G.V.: «La vedo molto positivamente, rappresenta senz’altro un momento di crescita umana e culturale. Ricordo la mostra sull’idea di Barocco curata da Luc Tuymans alla Fondazione Prada a Milano».
R.B.: Anche se negli anni Novanta gli artisti non hanno mai voluto parlare di scuole e riconoscersi in esse, quale era, a suo avviso, la reale situazione nella scena nazionale anche in relazione a quelle che erano state
le esperienze artistiche degli anni Ottanta?
G.V.: «Qualche gruppo c’era, pensa ai Piombinesi. E a Genova all’inizio, Vitone, Viel, Formento & Sossella e altri, non erano proprio una scuola ma c’era affinità. Tuttavia in genere sì, c’erano molte individualità. Il tratto comune era il pensare all’opera come a un progetto con cui intervenire su aspetti della realtà, esistenziale o sociale, reale o virtuale nel senso di costruita dai simulacri mass-mediali. C’era distacco mentale e non pura espressività, come succedeva con la Transavanguardia».
R.B.: Per quali motivi gli artisti italiani della generazione anni ‘60, se si esclude Cattelan, non sono riusciti a ottenere i riconoscimenti dei loro coetanei inglesi? Dove sono da ricercare, a suo avviso, le cause di questo
mancato apprezzamento?
G.V.: «Il motivo è sempre quello, l’inesistenza di istituzioni pubbliche capaci di promuovere i nostri artisti fuori dal nostro Paese. Cattelan e Vanessa Beecroft hanno ottenuto un successo internazionale perche si son dati da fare loro, andando a vivere fuori, creando loro i contatti giusti».

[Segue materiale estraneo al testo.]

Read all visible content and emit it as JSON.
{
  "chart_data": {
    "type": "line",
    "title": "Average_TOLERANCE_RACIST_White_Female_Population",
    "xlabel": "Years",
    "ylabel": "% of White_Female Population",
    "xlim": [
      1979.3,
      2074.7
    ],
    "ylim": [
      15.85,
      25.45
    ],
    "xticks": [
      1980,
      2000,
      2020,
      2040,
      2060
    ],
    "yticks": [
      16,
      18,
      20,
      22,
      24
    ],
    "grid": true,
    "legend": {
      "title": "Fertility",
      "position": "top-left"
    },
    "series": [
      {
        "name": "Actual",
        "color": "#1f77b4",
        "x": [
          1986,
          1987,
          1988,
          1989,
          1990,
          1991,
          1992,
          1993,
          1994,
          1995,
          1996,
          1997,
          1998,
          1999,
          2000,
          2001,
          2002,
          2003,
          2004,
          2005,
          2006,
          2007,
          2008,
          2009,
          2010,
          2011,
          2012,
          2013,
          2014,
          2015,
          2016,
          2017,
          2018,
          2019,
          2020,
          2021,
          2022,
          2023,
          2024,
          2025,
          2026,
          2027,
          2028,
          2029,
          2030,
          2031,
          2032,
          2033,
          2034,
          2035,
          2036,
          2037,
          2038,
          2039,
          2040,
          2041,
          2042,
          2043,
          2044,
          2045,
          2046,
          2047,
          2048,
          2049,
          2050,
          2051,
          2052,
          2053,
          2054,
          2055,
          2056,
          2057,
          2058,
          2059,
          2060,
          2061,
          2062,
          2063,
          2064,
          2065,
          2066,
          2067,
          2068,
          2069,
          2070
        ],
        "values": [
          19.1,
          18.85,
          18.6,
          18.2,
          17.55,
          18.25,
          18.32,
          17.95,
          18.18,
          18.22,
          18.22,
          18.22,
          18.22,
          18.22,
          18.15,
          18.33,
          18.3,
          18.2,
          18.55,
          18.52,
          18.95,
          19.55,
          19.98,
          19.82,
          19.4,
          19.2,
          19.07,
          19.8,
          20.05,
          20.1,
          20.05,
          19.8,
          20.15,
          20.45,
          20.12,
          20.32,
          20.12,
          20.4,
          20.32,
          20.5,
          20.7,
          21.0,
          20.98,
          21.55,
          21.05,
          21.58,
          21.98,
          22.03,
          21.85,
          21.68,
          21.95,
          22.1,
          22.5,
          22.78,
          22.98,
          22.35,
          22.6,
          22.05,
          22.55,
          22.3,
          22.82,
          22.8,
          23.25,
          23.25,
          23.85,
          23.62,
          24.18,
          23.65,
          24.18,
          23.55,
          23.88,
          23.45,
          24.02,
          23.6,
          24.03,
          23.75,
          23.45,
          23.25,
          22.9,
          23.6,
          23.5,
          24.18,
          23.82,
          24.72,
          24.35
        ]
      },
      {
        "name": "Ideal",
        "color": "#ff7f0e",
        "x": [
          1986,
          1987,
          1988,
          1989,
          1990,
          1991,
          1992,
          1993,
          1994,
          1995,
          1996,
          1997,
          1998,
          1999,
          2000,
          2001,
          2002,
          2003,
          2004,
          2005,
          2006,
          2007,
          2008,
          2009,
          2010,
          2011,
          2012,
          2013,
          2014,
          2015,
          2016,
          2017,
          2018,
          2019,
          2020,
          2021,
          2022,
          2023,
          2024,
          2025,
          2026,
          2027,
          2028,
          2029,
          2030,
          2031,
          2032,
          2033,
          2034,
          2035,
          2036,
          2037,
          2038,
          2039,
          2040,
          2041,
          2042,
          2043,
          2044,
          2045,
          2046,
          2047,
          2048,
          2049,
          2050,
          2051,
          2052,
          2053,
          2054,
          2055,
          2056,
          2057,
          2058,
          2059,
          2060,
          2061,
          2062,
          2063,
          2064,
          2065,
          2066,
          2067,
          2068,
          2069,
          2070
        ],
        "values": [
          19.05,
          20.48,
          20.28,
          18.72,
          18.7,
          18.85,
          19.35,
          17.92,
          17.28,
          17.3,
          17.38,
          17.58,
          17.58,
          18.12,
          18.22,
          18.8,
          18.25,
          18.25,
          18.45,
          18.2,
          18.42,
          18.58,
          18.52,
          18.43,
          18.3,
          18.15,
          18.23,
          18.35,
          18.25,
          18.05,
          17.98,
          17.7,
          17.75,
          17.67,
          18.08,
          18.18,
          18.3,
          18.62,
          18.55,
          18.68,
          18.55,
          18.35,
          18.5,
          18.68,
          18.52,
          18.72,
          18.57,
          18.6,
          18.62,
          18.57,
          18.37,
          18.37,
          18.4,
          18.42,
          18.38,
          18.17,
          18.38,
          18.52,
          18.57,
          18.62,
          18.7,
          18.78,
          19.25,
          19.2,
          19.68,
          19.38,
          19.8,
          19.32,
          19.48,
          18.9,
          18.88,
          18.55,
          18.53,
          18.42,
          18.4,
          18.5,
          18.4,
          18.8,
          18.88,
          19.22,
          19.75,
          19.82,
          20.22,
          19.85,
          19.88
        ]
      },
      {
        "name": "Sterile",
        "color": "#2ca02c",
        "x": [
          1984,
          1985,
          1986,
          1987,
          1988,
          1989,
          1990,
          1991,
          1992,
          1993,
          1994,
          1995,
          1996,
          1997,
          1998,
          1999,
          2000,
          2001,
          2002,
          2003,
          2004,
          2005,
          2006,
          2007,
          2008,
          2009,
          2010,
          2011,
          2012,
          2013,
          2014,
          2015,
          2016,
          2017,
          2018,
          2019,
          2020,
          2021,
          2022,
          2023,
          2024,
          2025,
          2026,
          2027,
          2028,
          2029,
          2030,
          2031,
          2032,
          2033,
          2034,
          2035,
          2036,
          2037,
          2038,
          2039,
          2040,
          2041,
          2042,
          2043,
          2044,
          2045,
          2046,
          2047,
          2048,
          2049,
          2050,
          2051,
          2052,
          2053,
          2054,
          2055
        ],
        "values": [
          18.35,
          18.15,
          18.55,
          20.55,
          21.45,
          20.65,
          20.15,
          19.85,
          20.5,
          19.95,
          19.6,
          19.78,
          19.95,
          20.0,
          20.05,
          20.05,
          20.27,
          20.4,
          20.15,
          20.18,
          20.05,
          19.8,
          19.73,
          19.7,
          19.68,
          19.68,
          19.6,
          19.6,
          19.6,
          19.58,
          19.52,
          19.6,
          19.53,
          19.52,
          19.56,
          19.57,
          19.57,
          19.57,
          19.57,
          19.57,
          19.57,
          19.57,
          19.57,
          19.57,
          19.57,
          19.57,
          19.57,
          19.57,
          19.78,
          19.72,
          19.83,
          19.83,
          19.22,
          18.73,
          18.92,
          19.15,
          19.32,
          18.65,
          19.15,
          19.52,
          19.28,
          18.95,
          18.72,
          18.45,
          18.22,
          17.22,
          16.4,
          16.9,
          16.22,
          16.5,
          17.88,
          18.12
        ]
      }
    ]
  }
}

R.B: Convieni che oggi occorra sempre più parlare degli anni Novanta e di quanto il messaggio trasmesso da quella generazione di artisti, nati all’incirca tra il 1950 e il 1960, abbia anticipato in quel decennio quanto sta succedendo oggi nella società e nel mondo in cui ci troviamo a vivere, tanto da essere ancora di estrema attualità?
G.V.: «Ne sono sempre stato convinto. Gli anni Novanta, non solo in Italia, sono stati il periodo più
interessante e i migliori della mia vita professionale».

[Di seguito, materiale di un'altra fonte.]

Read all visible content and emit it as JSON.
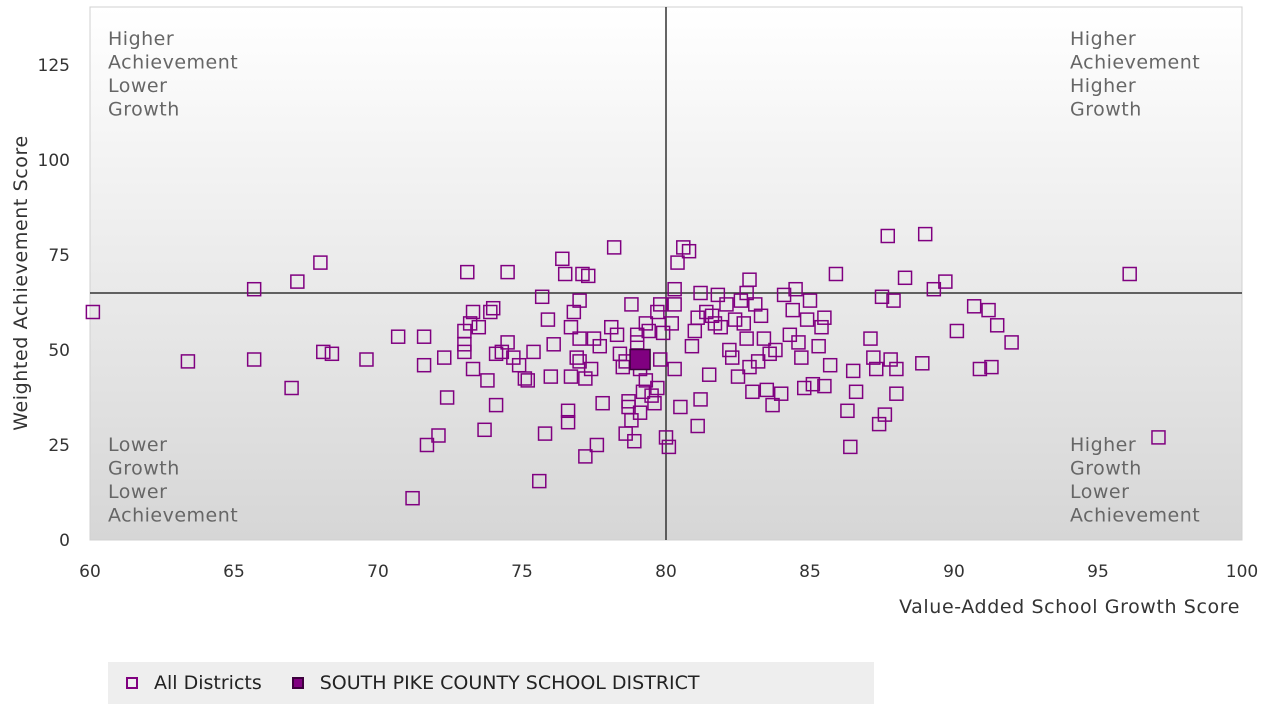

R.B.: Che ruolo potrebbe avere, in tutto questo, il collezionismo italiano ed internazionale?
G.V.: «In Italia il collezionismo privato è stato ed è essenziale. Senza i prestiti dei collezionisti per le mostre neanche il Castello di Rivoli potrebbe lavorare ai livelli alti a cui lavora. E cito il museo italiano più noto al mondo. Ma anche fuori d’Italia, i musei americani hanno collezioni permanenti di grande qualità grazie alle donazioni dei privati. Dai collezionisti privati sono nate la Fondazione Sandretto Re Rebaudengo, la Fondazione Prada, Palazzo Grassi, tutte istituzioni che funzionano come musei, per inciso proprio ciò che più ci manca».
R.B.: Saresti disponibile a prendere parte a un percorso che dovrebbe, nelle mia idea, concretizzarsi in un progetto espositivo da sottoporre al Ministro della Cultura per essere poi realizzato nel Padiglione Italia in una futura Biennale di Venezia?
G.V.: «Perche no?».
R.B.: Quale sarebbe per te la sede ideale dove istituire un tavolo permanente sull’arte degli anni ‘90 e fare incontrare i critici…
G.V.: «Direi Milano, nel corso degli anni Novanta è stata la capitale dell’arte contemporanea italiana. Qui sono nate in quell’epoca le migliori gallerie private, De Carlo, De Cardenas, Emi Fontana, Guenzani e le altre, c’erano gli artisti, i curatori, i collezionisti, il sistema dell’arte italiano ha cominciato a funzionare a Milano».